The IRS has released Revenue Procedure 2011-29 which provides taxpayers with a safe-harbor for deducting a portion of certain success-based fees that are contingent on the closing of certain acquisition and reorganization transactions. Generally, a taxpayer is required to capitalize such fees. A current deduction for such fees is available only to the extent that the taxpayer has sufficient contemporaneous documentation that establishes the portion of the fee allocable to activities that do not facilitate the transaction. Practitioners have been expressing a wide variety of views as to how much of a typical investment banking fee is deductible with appropriate documentary evidence, with estimates varying from 30% to 90%. The new IRS safe-harbor provides taxpayers with the ability to currently expense 70% of such fees and should provide a significant cash flow benefit to financial sponsors and strategic investors with success-based fees.

Requirement to Capitalize Fees Contingent on the Successful Closing of a Transaction

Generally, a taxpayer is required to capitalize amounts paid to facilitate transactions that include acquisitions of a business, various restructurings and reorganizations and capital transactions.
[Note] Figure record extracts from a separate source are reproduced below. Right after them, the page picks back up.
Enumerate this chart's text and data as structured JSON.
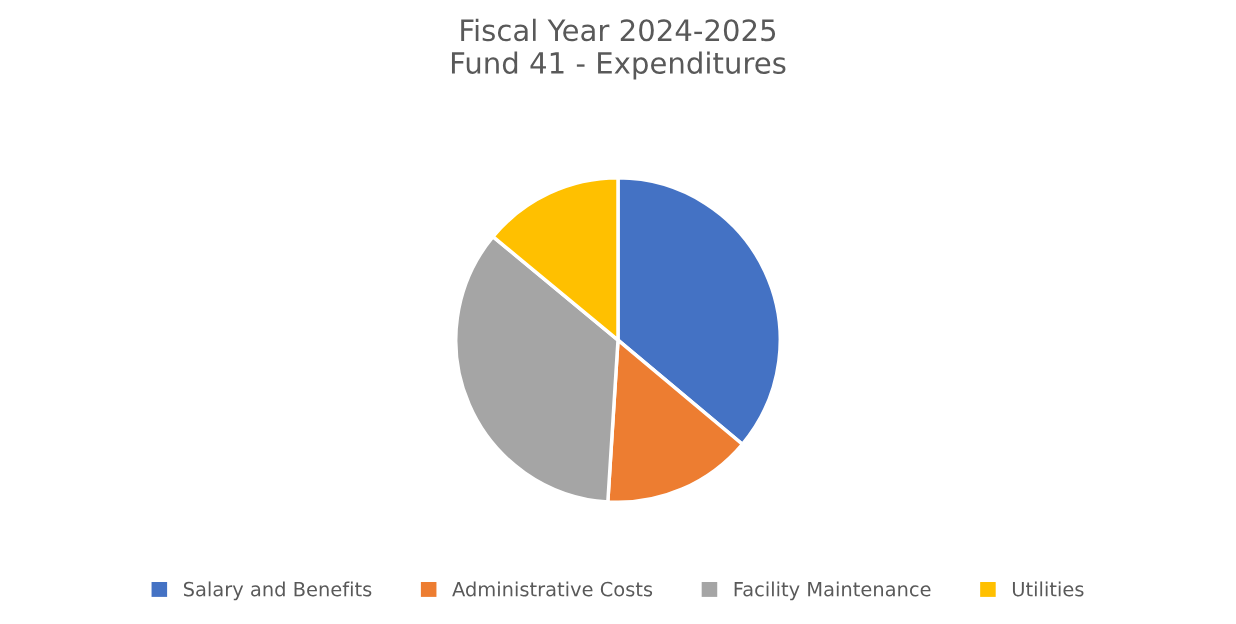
{
  "chart_data": {
    "type": "pie",
    "title": "Fiscal Year 2024-2025\nFund 41 - Expenditures",
    "categories": [
      "Salary and Benefits",
      "Administrative Costs",
      "Facility Maintenance",
      "Utilities"
    ],
    "values": [
      36.1,
      14.9,
      35.0,
      14.0
    ],
    "colors": [
      "#4472c4",
      "#ed7d31",
      "#a5a5a5",
      "#ffc000"
    ],
    "legend": "bottom"
  }
}
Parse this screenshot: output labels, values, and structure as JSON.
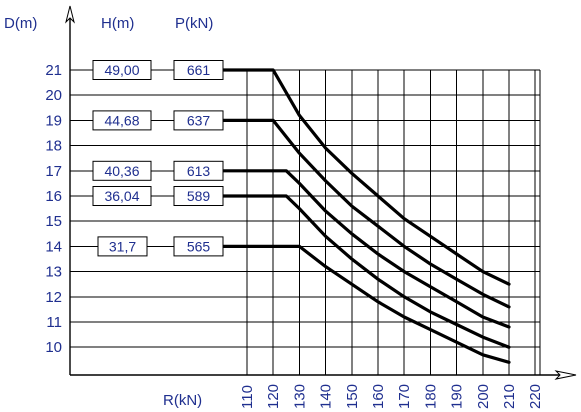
{
  "chart_data": {
    "type": "line",
    "title": "",
    "headers": {
      "d": "D(m)",
      "h": "H(m)",
      "p": "P(kN)"
    },
    "xlabel": "R(kN)",
    "x_ticks": [
      "110",
      "120",
      "130",
      "140",
      "150",
      "160",
      "170",
      "180",
      "190",
      "200",
      "210",
      "220"
    ],
    "y_ticks": [
      "21",
      "20",
      "19",
      "18",
      "17",
      "16",
      "15",
      "14",
      "13",
      "12",
      "11",
      "10"
    ],
    "xlim": [
      100,
      225
    ],
    "ylim": [
      9,
      22
    ],
    "grid": true,
    "series": [
      {
        "d": "21",
        "h": "49,00",
        "p": "661",
        "x": [
          100,
          120,
          130,
          140,
          150,
          160,
          170,
          180,
          190,
          200,
          210
        ],
        "y": [
          21,
          21,
          19.2,
          17.9,
          16.9,
          16.0,
          15.1,
          14.4,
          13.7,
          13.0,
          12.5
        ]
      },
      {
        "d": "19",
        "h": "44,68",
        "p": "637",
        "x": [
          100,
          120,
          130,
          140,
          150,
          160,
          170,
          180,
          190,
          200,
          210
        ],
        "y": [
          19,
          19,
          17.7,
          16.6,
          15.6,
          14.8,
          14.0,
          13.3,
          12.7,
          12.1,
          11.6
        ]
      },
      {
        "d": "17",
        "h": "40,36",
        "p": "613",
        "x": [
          100,
          125,
          130,
          140,
          150,
          160,
          170,
          180,
          190,
          200,
          210
        ],
        "y": [
          17,
          17,
          16.5,
          15.4,
          14.5,
          13.7,
          13.0,
          12.4,
          11.8,
          11.2,
          10.8
        ]
      },
      {
        "d": "16",
        "h": "36,04",
        "p": "589",
        "x": [
          100,
          125,
          130,
          140,
          150,
          160,
          170,
          180,
          190,
          200,
          210
        ],
        "y": [
          16,
          16,
          15.5,
          14.4,
          13.5,
          12.7,
          12.0,
          11.4,
          10.9,
          10.4,
          10.0
        ]
      },
      {
        "d": "14",
        "h": "31,7",
        "p": "565",
        "x": [
          100,
          130,
          140,
          150,
          160,
          170,
          180,
          190,
          200,
          210
        ],
        "y": [
          14,
          14,
          13.2,
          12.5,
          11.8,
          11.2,
          10.7,
          10.2,
          9.7,
          9.4
        ]
      }
    ]
  }
}
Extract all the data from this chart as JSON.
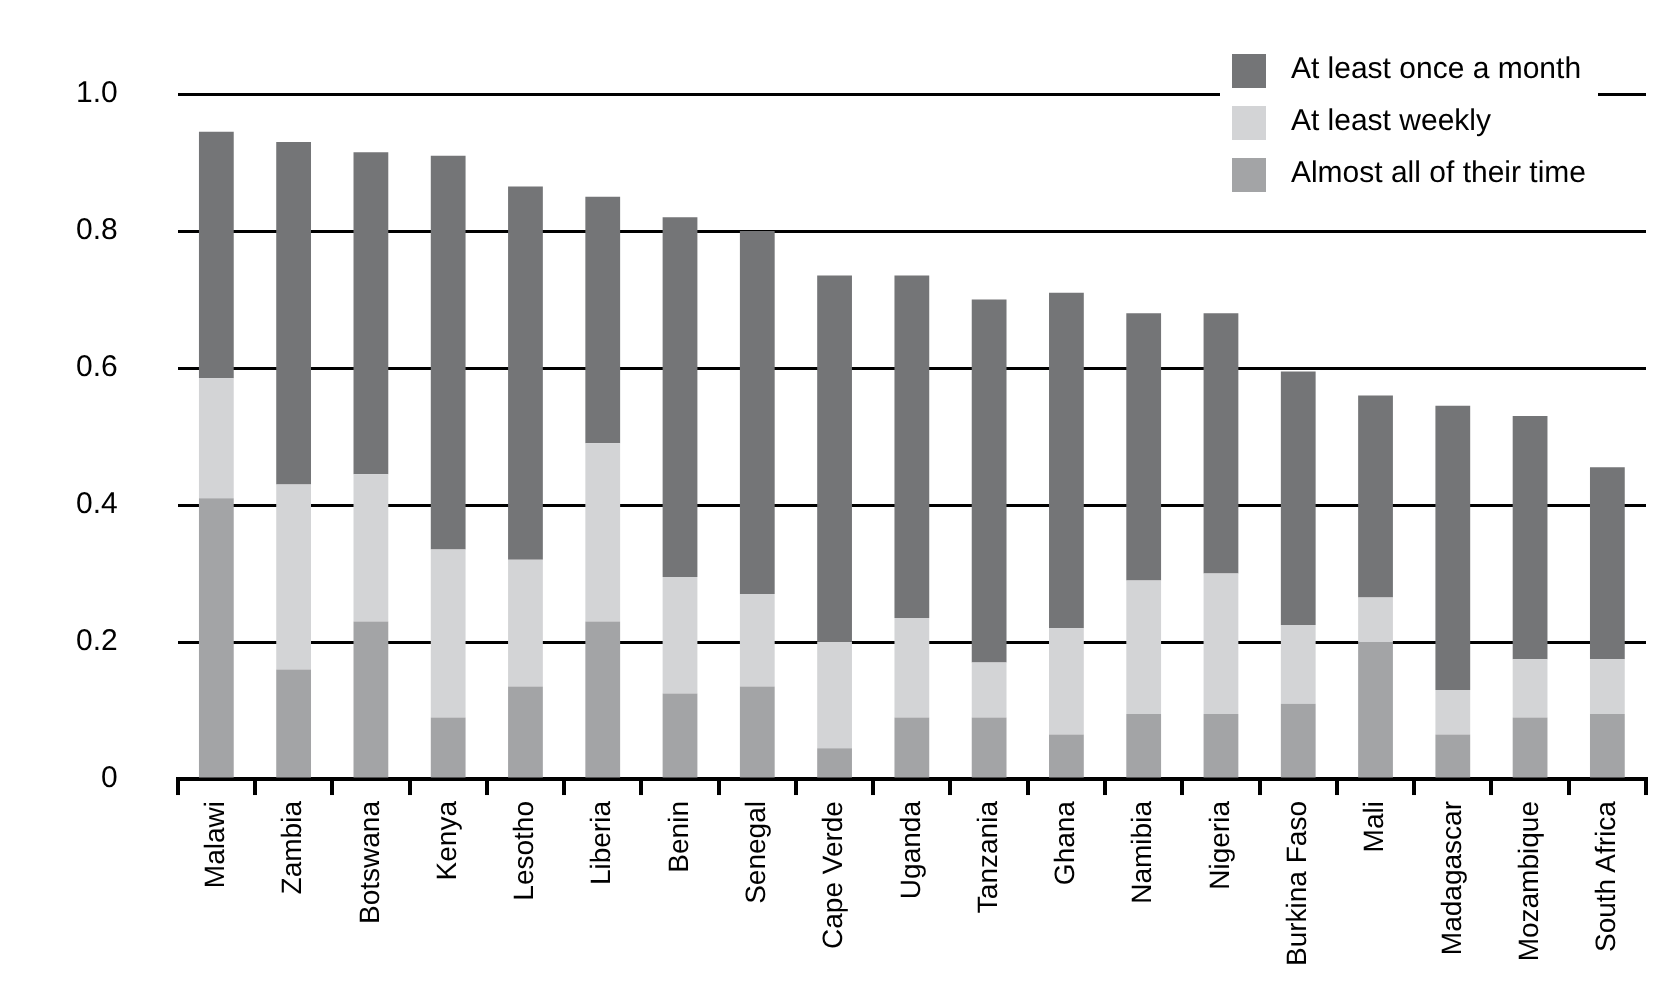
{
  "chart_data": {
    "type": "bar",
    "stacked": true,
    "legend": "top right",
    "grid": "y",
    "categories": [
      "Malawi",
      "Zambia",
      "Botswana",
      "Kenya",
      "Lesotho",
      "Liberia",
      "Benin",
      "Senegal",
      "Cape Verde",
      "Uganda",
      "Tanzania",
      "Ghana",
      "Namibia",
      "Nigeria",
      "Burkina Faso",
      "Mali",
      "Madagascar",
      "Mozambique",
      "South Africa"
    ],
    "series": [
      {
        "name": "Almost all of their time",
        "color": "#a3a4a6",
        "values": [
          0.41,
          0.16,
          0.23,
          0.09,
          0.135,
          0.23,
          0.125,
          0.135,
          0.045,
          0.09,
          0.09,
          0.065,
          0.095,
          0.095,
          0.11,
          0.2,
          0.065,
          0.09,
          0.095
        ]
      },
      {
        "name": "At least weekly",
        "color": "#d3d4d6",
        "values": [
          0.175,
          0.27,
          0.215,
          0.245,
          0.185,
          0.26,
          0.17,
          0.135,
          0.155,
          0.145,
          0.08,
          0.155,
          0.195,
          0.205,
          0.115,
          0.065,
          0.065,
          0.085,
          0.08
        ]
      },
      {
        "name": "At least once a month",
        "color": "#747577",
        "values": [
          0.36,
          0.5,
          0.47,
          0.575,
          0.545,
          0.36,
          0.525,
          0.53,
          0.535,
          0.5,
          0.53,
          0.49,
          0.39,
          0.38,
          0.37,
          0.295,
          0.415,
          0.355,
          0.28
        ]
      }
    ],
    "ylim": [
      0,
      1
    ],
    "yticks": [
      0,
      0.2,
      0.4,
      0.6,
      0.8,
      {
        "value": 1,
        "label": "1.0"
      }
    ]
  }
}
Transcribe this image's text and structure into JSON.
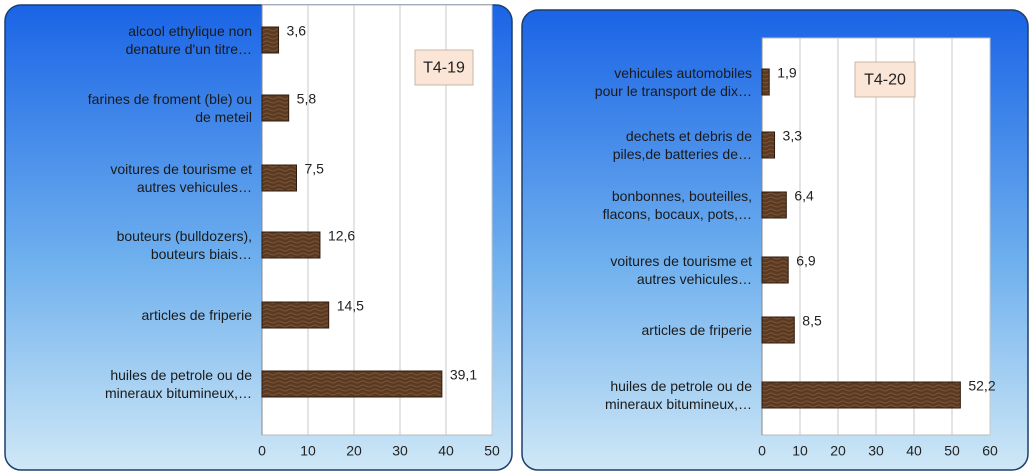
{
  "chart_data": [
    {
      "type": "bar",
      "orientation": "horizontal",
      "annotation": "T4-19",
      "categories": [
        "alcool ethylique non\ndenature d'un titre…",
        "farines de froment (ble) ou\nde meteil",
        "voitures de tourisme et\nautres vehicules…",
        "bouteurs (bulldozers),\nbouteurs biais…",
        "articles de friperie",
        "huiles de petrole ou de\nmineraux bitumineux,…"
      ],
      "values": [
        3.6,
        5.8,
        7.5,
        12.6,
        14.5,
        39.1
      ],
      "value_labels": [
        "3,6",
        "5,8",
        "7,5",
        "12,6",
        "14,5",
        "39,1"
      ],
      "color": "#5b3a22",
      "xlim": [
        0,
        50
      ],
      "xticks": [
        0,
        10,
        20,
        30,
        40,
        50
      ],
      "grid": true
    },
    {
      "type": "bar",
      "orientation": "horizontal",
      "annotation": "T4-20",
      "categories": [
        "vehicules automobiles\npour le transport de dix…",
        "dechets et debris de\npiles,de batteries de…",
        "bonbonnes, bouteilles,\nflacons, bocaux, pots,…",
        "voitures de tourisme et\nautres vehicules…",
        "articles de friperie",
        "huiles de petrole ou de\nmineraux bitumineux,…"
      ],
      "values": [
        1.9,
        3.3,
        6.4,
        6.9,
        8.5,
        52.2
      ],
      "value_labels": [
        "1,9",
        "3,3",
        "6,4",
        "6,9",
        "8,5",
        "52,2"
      ],
      "color": "#5b3a22",
      "xlim": [
        0,
        60
      ],
      "xticks": [
        0,
        10,
        20,
        30,
        40,
        50,
        60
      ],
      "grid": true
    }
  ]
}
Depending on the underlying transaction, capitalization may mean that the tax deduction for the fee is effectively spread over a number of years, deferred until a future liquidity event, or never realized. The applicable Treasury Regulations contain various rules for determining whether an amount is paid to facilitate the transaction and is therefore subject to the capitalization requirement. In the case of certain acquisitions and reorganizations the application of these rules depends in part on when the services were performed, whether the amount paid is on a list of inherently facilitative amounts set forth in the Treasury Regulations, and whether the amount is contingent on the successful closing of the transaction.

Under the Treasury Regulations, success-based fees that are contingent on the successful closing of certain acquisitions and reorganizations are deemed amounts paid to facilitate the transaction (and thus are generally required to be capitalized). Such success-based fees are deductible only to the extent that the taxpayer has sufficient contemporaneous documentation to establish that a portion of the fee is allocable to investigatory or other activities that do not facilitate the transaction. This rule generally applies to typical investment banking fees and other contingent closing fees paid in connection with the acquisition or disposition of a business and frequently results in all or a significant portion of such fees being capitalized.

New Safe-Harbor for Expensing 70% of Fees Contingent on the Successful Closing of a Transaction

Under the new IRS safe-harbor, a taxpayer is able to elect to treat 70% of fees contingent on the successful closing of certain acquisitions and reorganizations as not paid to facilitate the transaction (i.e., currently deductible). If the taxpayer makes the safe-harbor election, then the taxpayer will be required to capitalize the remaining 30% of the fees. Therefore, the election should be beneficial to taxpayers that do not have documentation supporting an allocation of more than 70% of a fee contingent on the successful closing of a transaction to activities that do not facilitate the transaction, that do not wish to obtain and maintain such documentation, or that want to avoid a dispute with the IRS as to the proper allocation between the portion of the fee that has to be capitalized and the portion that can be deducted currently. Depending on the underlying transaction, a taxpayer making the safe-harbor election should consider the potential application of the rules that govern the deductibility and capitalization of start-up expenditures. Generally, these rules provide that a taxpayer may make an election to deduct a de minimis amount of start-up expenditures and is required to amortize the remainder over a 180 month period. Otherwise, start-up expenditures are not deductible.

The new safe-harbor election for success-based fees is made on a transaction-by-transaction basis and is irrevocable once made. The safe-harbor election is made by attaching a statement to the taxpayer's original income tax return for the year the success-based fee is paid or incurred containing a statement that the taxpayer is making the election, identifying the transaction for which the election is being made, and stating the success-based fee amounts that are deducted and capitalized.

The safe-harbor election is effective for success-based fees paid or incurred in the taxable year ending on or after April 8, 2011 (e.g., in the case of a calendar year taxpayer, the taxpayer could make the election with respect to any success-based fees paid or incurred after December 31, 2010).

The content of this article does not constitute legal advice and should not be relied on in that way. Specific advice should be sought about your specific circumstances.